MTOR rs1064261and AKT rs1130233 polymorphisms were associated with increased GC risk in males and increased AG risk in H. pylori-negative individuals. A significant interaction existed between the AKT rs1130233 genotype and H. pylori infection in CON→AG→GC disease progression. The AKT rs1130233 genotype influenced p-AKT protein expression in H. pylori-infected individuals.
磷酸肌醇3激酶(PI3K)/蛋白激酶B(PKB,AKT)/雷帕霉素哺乳动物靶蛋白(mTOR)信号通路在血管生成以及细胞生长、增殖、代谢、迁移、分化和凋亡过程中发挥着关键作用。该通路关键因子的基因多样性可能会影响蛋白质功能和信号转导,从而导致疾病的发生和进展。研究表明,mTOR rs1064261和AKT rs1130233多态性与多种癌症类型的风险和/或预后相关。然而,其与胃癌(GC)的关系仍不明确。本研究旨在探讨mTOR和AKT多态性在GC风险和预后中的作用。
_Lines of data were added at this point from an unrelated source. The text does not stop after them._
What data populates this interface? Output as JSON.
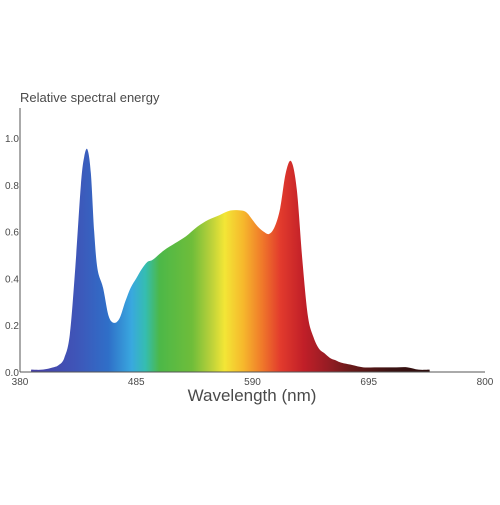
{
  "chart_data": {
    "type": "area",
    "title": "",
    "ylabel": "Relative spectral energy",
    "xlabel": "Wavelength (nm)",
    "xlim": [
      380,
      800
    ],
    "ylim": [
      0,
      1.0
    ],
    "x_ticks": [
      "380",
      "485",
      "590",
      "695",
      "800"
    ],
    "y_ticks": [
      "0.0",
      "0.2",
      "0.4",
      "0.6",
      "0.8",
      "1.0"
    ],
    "grid": false,
    "fill": "wavelength-colored spectrum gradient",
    "series": [
      {
        "x": [
          390,
          400,
          410,
          415,
          420,
          425,
          430,
          435,
          438,
          441,
          444,
          447,
          450,
          455,
          460,
          465,
          470,
          475,
          480,
          485,
          490,
          495,
          500,
          510,
          520,
          530,
          540,
          550,
          560,
          570,
          580,
          585,
          590,
          595,
          600,
          605,
          610,
          615,
          620,
          625,
          630,
          635,
          640,
          645,
          650,
          655,
          660,
          665,
          670,
          680,
          690,
          700,
          710,
          720,
          730,
          740,
          750
        ],
        "values": [
          0.01,
          0.01,
          0.02,
          0.03,
          0.06,
          0.16,
          0.45,
          0.8,
          0.92,
          0.95,
          0.85,
          0.6,
          0.44,
          0.36,
          0.24,
          0.21,
          0.23,
          0.3,
          0.36,
          0.4,
          0.44,
          0.47,
          0.48,
          0.52,
          0.55,
          0.58,
          0.62,
          0.65,
          0.67,
          0.69,
          0.69,
          0.68,
          0.65,
          0.62,
          0.6,
          0.59,
          0.62,
          0.7,
          0.85,
          0.9,
          0.78,
          0.48,
          0.24,
          0.15,
          0.1,
          0.08,
          0.06,
          0.05,
          0.04,
          0.03,
          0.02,
          0.02,
          0.02,
          0.02,
          0.02,
          0.01,
          0.01
        ]
      }
    ]
  }
}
采用Sequenom MassARRAY平台对1842名个体的mTOR rs1064261 T→C和AKT rs1130233 G→A多态性进行基因分型。采用酶联免疫吸附测定法(ELISA)检测血清中的幽门螺杆菌抗体。采用免疫组化分析检测总mTOR和磷酸化mTOR以及总AKT和磷酸化AKT蛋白。
mTOR rs1064261(TC+CC)基因型和AKT rs1130233(GA+AA)基因型与男性GC风险增加相关(P = 0.049,P = 0.030)。在幽门螺杆菌阴性个体中,AKT rs1130233 GA和(GA+AA)基因型与萎缩性胃炎(AG)风险增加相关(P = 0.012,P = 0.024)。值得注意的是,AKT rs1130233(GA+AA)基因型在从健康对照(CON)到AG(P = 0.013)以及从AG到GC(P = 0.049)的疾病进展过程中与幽门螺杆菌存在显著相互作用。此外,对于携带AKT rs1130233变异的个体,幽门螺杆菌阳性组的磷酸化AKT(p-AKT)表达水平更高。发现AKT rs1130233基因型与包括淋巴结转移和饮酒在内的临床病理参数相关(P<0.05)。
mTOR rs1064261和AKT rs1130233多态性与男性GC风险增加以及幽门螺杆菌阴性个体AG风险增加相关。在CON→AG→GC疾病进展过程中,AKT rs1130233基因型与幽门螺杆菌感染之间存在显著相互作用。AKT rs1130233基因型影响幽门螺杆菌感染个体的p-AKT蛋白表达。